「れん……?」
「……」
 じっと指輪を見つめる蓮に対して、健悟が少しだけ指に力を込めると、蓮の肩が一瞬面白い位にびくりと跳ねた。
 触れ合えば逃げていく蓮だったのに、いつの間にかボーダーラインが薄くなっている。
 この距離だ。隣に存在し、肩をあわせ、指を握ることができる、この近距離。何処まで優しいのかと、何処まで許してくれるのだろうと期待が強くなることも、至極当然のことだった。
「れん、」
「……んだよ」
 呼びかければ、俯いている頬がうっすらと赤く染まっていることは気のせいなのだろうか。忘れた頃に断続的に上がり続けている花火は赤を彩らず、蓮の頬を染める理由にはならない。

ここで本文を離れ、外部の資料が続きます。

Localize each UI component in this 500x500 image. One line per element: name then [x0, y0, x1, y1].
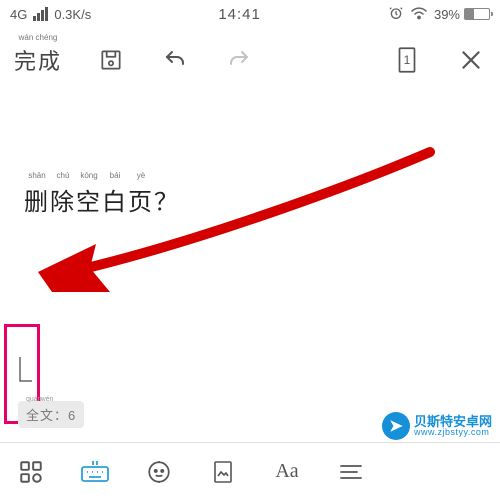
- watermark-logo-icon: ➤: [382, 412, 410, 440]
- page-indicator-button[interactable]: 1: [392, 45, 422, 75]
- more-menu-button[interactable]: [334, 455, 368, 489]
- annotation-arrow: [0, 92, 500, 432]
- page-number: 1: [404, 53, 411, 67]
- signal-icon: [33, 7, 48, 21]
- alarm-icon: [388, 5, 404, 24]
- voice-button[interactable]: [142, 455, 176, 489]
- site-watermark: ➤ 贝斯特安卓网 www.zjbstyy.com: [382, 412, 492, 440]
- font-icon-label: Aa: [275, 460, 298, 483]
- battery-pct: 39%: [434, 7, 460, 22]
- word-count-pill[interactable]: quán全wén文：6: [18, 401, 84, 428]
- status-bar: 4G 0.3K/s 14:41 39%: [0, 0, 500, 28]
- status-time: 14:41: [218, 6, 261, 23]
- bottom-toolbar: Aa: [0, 442, 500, 500]
- keyboard-button[interactable]: [78, 455, 112, 489]
- grid-button[interactable]: [14, 455, 48, 489]
- wifi-icon: [410, 6, 428, 23]
- watermark-url: www.zjbstyy.com: [414, 428, 492, 437]
- network-speed: 0.3K/s: [54, 7, 91, 22]
- network-type: 4G: [10, 7, 27, 22]
- editor-canvas[interactable]: shān删chú除kōng空bái白yè页？: [0, 92, 500, 432]
- undo-button[interactable]: [160, 45, 190, 75]
- font-button[interactable]: Aa: [270, 455, 304, 489]
- done-label: 完成: [14, 49, 62, 74]
- done-pinyin: wán chéng: [14, 33, 62, 42]
- battery-icon: [464, 8, 490, 20]
- editor-toolbar: wán chéng完成 1: [0, 28, 500, 92]
- status-right: 39%: [388, 5, 490, 24]
- redo-button[interactable]: [224, 45, 254, 75]
- document-headline: shān删chú除kōng空bái白yè页？: [24, 182, 476, 217]
- text-cursor: [18, 355, 34, 389]
- insert-image-button[interactable]: [206, 455, 240, 489]
- save-button[interactable]: [96, 45, 126, 75]
- done-button[interactable]: wán chéng完成: [14, 44, 62, 76]
- battery-indicator: 39%: [434, 7, 490, 22]
- close-button[interactable]: [456, 45, 486, 75]
- status-left: 4G 0.3K/s: [10, 7, 91, 22]
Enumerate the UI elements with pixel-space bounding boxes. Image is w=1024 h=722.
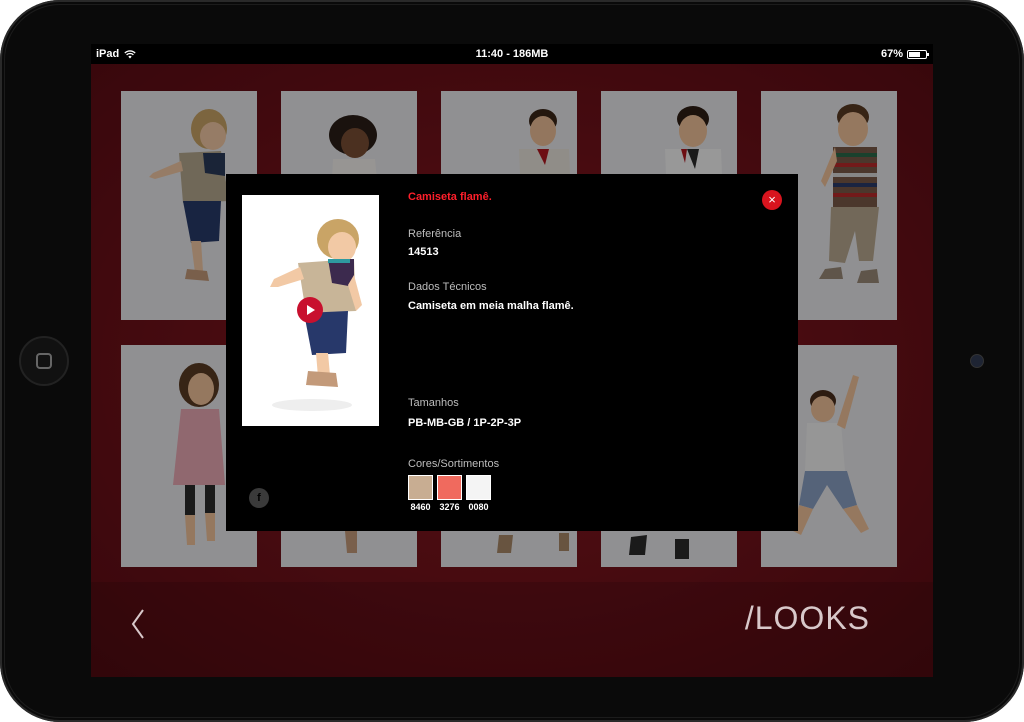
- tech-label: Dados Técnicos: [408, 281, 487, 293]
- reference-value: 14513: [408, 246, 439, 258]
- product-photo[interactable]: [242, 195, 379, 426]
- swatch-color: [466, 475, 491, 500]
- colors-label: Cores/Sortimentos: [408, 458, 500, 470]
- color-swatch[interactable]: 0080: [466, 475, 491, 512]
- status-time: 11:40 - 186MB: [475, 48, 549, 60]
- home-button[interactable]: [19, 336, 69, 386]
- reference-label: Referência: [408, 228, 462, 240]
- section-title: /LOOKS: [744, 600, 870, 636]
- home-square-icon: [36, 353, 52, 369]
- screen: iPad 11:40 - 186MB 67% /LOOKS f × Camise…: [91, 44, 933, 677]
- swatch-color: [437, 475, 462, 500]
- color-swatches: 8460 3276 0080: [408, 475, 491, 512]
- facebook-icon[interactable]: f: [249, 488, 269, 508]
- battery-percent: 67%: [880, 48, 903, 60]
- swatch-color: [408, 475, 433, 500]
- ipad-frame: iPad 11:40 - 186MB 67% /LOOKS f × Camise…: [0, 0, 1024, 722]
- close-icon[interactable]: ×: [762, 190, 782, 210]
- product-title: Camiseta flamê.: [408, 191, 492, 203]
- sizes-label: Tamanhos: [408, 397, 459, 409]
- color-swatch[interactable]: 3276: [437, 475, 462, 512]
- chevron-left-icon[interactable]: [127, 604, 151, 644]
- color-swatch[interactable]: 8460: [408, 475, 433, 512]
- camera-lens: [970, 354, 984, 368]
- sizes-value: PB-MB-GB / 1P-2P-3P: [408, 417, 522, 429]
- battery-icon: [907, 49, 929, 59]
- swatch-code: 3276: [439, 502, 460, 512]
- play-icon[interactable]: [297, 297, 323, 323]
- catalog-app: /LOOKS f × Camiseta flamê. Referência 14…: [91, 64, 933, 677]
- status-bar: iPad 11:40 - 186MB 67%: [91, 44, 933, 64]
- swatch-code: 0080: [468, 502, 489, 512]
- tech-value: Camiseta em meia malha flamê.: [408, 300, 574, 312]
- product-detail-modal: f × Camiseta flamê. Referência 14513 Dad…: [226, 174, 798, 531]
- swatch-code: 8460: [410, 502, 431, 512]
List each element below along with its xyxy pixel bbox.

 いま彼は、なにを見て、なにを思って、なんでここにいるんだろう。その赤い頬の理由は、なんだ。
 誰も居ないこの家で、蓮から握ってくれた掌をもう一度ぎゅっと握り直してから、煩く脈打つ鼓動を引き連れ真剣な瞳を生み出す。言葉に乗せたのは、数十分前から蓄積していた、小さな小さな靄の塊だ。
「……なんで、戻ってきてくれたの?」
「……」
 今日は遅くまで帰らない。夕方、蓮から来たメールは無常にも簡潔過ぎるものだった。
 交友も利佳の説教も、蟠りは残っているだろうに帰宅してくれた蓮。そこに浮かぶ感情は嬉しい以外に見つからないけれど、だからこそ、この雰囲気のままに聴いてみたい言葉があった。期待していた。
 しかし。
「……べつに、……利佳に、おまえの子守頼まれただけだよ」
 蓮は、揺らがぬ健悟の視線から逃げるように唇を尖らせた。あまりにもわざとらしく逸らした視線は自分でも不自然だと後悔するほどで、健悟と付き合えばまず嘘は付けないだろうとありもしない仮定を立ててしまった。
 だって、言えるはずがない。
 本当は、俺だっておまえと行きたかったからだなんて、おまえと居たかったからだなんて、仕事で疲れている健悟を余計に疲れさせること。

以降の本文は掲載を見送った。